Tabelião prestará serviço cartorário de forma itinerante

O titular de cartório do distrito de Rio Calçado (ES) terá de prestar serviços notariais e de registro de forma itinerante. A determinação é da 2ª Turma do Superior Tribunal de Justiça, ao negar provimento a recurso em mandado de segurança interposto por um tabelião. Ele não queria prestar serviço para o Cartório de Notas do distrito de Todos os Santos, que estava sem titular, mesmo com a determinação da Corregedoria-Geral do Tribunal de Justiça do Espírito Santo.  

O titular do cartório de Rio Calçado alegou que não havia demanda que justificasse a necessidade da atuação itinerante. Sustentou também que a determinação da corregedoria era ilegal, pois, de acordo com ele, a Resolução 80/2009 do Conselho Nacional de Justiça estabeleceu que a atuação de forma itinerante fosse aplicável apenas aos serviços de pessoas naturais e não aos tabelionatos de notas. 
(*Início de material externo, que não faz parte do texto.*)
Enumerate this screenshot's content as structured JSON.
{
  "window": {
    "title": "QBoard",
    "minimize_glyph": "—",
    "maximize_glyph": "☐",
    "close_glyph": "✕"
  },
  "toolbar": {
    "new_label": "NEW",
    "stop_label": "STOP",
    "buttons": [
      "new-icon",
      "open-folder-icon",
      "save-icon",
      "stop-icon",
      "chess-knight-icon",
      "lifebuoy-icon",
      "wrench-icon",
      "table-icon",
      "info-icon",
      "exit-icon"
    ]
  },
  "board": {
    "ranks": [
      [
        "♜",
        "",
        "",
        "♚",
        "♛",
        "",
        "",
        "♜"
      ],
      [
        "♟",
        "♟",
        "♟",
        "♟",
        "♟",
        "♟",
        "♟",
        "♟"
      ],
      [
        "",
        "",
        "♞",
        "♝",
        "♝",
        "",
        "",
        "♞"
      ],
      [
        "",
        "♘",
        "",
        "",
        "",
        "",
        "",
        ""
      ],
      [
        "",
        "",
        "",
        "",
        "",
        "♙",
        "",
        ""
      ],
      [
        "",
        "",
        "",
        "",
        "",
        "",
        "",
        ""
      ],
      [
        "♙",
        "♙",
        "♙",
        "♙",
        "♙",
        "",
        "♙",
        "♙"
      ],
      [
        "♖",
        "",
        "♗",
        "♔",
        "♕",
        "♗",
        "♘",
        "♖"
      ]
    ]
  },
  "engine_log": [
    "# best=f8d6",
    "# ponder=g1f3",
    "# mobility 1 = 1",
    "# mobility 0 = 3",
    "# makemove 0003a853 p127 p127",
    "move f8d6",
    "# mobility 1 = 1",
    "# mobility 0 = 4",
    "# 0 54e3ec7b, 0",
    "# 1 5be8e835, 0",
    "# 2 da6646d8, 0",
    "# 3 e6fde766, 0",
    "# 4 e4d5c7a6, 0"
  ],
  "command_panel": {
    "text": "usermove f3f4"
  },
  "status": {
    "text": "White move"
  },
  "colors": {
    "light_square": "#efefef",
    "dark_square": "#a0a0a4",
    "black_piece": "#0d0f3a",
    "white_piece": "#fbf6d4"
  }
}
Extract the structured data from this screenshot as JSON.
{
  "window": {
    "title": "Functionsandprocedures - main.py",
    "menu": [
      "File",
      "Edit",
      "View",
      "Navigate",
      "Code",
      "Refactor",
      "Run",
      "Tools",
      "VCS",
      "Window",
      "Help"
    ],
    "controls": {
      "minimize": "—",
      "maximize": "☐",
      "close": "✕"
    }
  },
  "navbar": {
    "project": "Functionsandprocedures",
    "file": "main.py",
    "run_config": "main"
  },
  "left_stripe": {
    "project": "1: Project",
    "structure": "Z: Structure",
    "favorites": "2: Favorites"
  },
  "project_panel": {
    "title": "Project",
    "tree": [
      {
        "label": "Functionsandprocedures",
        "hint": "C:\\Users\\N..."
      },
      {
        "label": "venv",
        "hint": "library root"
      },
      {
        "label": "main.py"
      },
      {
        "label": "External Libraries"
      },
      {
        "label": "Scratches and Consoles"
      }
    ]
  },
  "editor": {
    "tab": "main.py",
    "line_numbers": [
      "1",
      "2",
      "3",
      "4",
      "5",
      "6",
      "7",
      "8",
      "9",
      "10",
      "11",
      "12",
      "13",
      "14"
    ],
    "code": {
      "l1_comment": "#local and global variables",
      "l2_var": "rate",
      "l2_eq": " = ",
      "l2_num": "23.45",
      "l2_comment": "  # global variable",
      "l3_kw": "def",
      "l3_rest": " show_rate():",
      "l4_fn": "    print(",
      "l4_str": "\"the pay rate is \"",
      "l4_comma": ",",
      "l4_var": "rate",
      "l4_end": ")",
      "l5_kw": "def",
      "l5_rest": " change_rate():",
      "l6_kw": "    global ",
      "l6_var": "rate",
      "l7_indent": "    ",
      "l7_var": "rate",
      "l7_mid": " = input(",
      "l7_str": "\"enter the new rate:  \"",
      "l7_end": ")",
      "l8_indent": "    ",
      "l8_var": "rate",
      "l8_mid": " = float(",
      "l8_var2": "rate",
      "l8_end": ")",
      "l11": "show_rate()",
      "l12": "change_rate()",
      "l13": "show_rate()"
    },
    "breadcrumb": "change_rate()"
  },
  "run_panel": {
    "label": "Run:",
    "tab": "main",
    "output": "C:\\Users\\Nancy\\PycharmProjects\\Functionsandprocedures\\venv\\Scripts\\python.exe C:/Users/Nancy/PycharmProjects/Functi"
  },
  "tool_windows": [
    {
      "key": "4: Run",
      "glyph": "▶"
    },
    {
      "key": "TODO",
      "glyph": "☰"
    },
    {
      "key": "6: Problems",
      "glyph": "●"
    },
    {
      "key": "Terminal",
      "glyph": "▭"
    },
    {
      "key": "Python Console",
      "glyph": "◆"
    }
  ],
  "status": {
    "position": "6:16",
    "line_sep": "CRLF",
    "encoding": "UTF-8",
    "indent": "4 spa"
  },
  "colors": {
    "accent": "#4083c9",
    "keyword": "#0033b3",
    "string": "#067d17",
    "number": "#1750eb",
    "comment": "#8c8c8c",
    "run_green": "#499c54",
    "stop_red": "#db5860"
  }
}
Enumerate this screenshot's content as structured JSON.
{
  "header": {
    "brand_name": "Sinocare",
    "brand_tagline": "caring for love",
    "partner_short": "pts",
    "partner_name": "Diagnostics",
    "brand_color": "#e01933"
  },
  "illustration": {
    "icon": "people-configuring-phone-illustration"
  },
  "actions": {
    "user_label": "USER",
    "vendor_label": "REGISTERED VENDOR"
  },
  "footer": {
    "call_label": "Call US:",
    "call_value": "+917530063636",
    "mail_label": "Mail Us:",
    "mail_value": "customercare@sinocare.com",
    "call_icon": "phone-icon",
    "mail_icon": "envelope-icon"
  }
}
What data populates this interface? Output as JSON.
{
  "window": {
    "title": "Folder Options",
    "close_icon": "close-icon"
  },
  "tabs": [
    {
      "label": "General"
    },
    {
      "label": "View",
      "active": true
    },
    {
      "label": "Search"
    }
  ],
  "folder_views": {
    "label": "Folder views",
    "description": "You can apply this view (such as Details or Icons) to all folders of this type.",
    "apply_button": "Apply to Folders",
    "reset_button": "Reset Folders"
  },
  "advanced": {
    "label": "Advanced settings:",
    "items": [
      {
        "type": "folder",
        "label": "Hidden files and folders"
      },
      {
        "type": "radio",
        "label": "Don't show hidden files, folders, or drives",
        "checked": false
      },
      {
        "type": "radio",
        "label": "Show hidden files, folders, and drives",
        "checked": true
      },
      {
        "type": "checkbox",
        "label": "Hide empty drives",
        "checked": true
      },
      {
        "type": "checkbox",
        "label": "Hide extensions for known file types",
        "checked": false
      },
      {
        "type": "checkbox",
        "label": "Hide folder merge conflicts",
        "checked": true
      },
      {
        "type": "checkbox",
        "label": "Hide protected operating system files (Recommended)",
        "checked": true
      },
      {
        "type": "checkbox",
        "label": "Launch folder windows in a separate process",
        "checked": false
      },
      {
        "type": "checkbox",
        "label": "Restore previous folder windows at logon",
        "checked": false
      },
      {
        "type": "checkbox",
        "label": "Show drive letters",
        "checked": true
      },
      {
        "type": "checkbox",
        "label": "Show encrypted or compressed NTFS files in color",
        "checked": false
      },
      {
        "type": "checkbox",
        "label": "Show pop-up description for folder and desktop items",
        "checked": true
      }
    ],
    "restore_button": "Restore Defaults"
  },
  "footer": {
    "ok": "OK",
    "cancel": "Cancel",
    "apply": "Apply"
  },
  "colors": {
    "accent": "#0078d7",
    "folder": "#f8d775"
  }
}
Após a denegação da ordem pelo TJ-ES, sob o argumento de que a obrigação de prestação do serviço é exigência de ato administrativo da corregedoria do tribunal, com intuito de cumprir a resolução do CNJ, o tabelião recorreu ao STJ. 

Via impossível 
Segundo o ministro Humberto Martins, relator do recurso no STJ, os autos trazem dados sobre pedidos de serviços notariais feitos pela comunidade local. Para ele, a comprovação da necessidade ou não do funcionamento itinerante do cartório exigiria produção de provas, o que não se admite pela via do mandado de segurança. 

O relator rechaçou ainda a alegação de que a determinação da corregedoria teria sido ilegal, ao considerar que a autoridade apontada como coatora “meramente atuou como executora de determinação derivada de pedido de providências, emanada pelo Conselho Nacional de Justiça e, nestes casos, fica configurada a ilegitimidade passiva na causa”.  Com informações da Assessoria de Imprensa do STJ.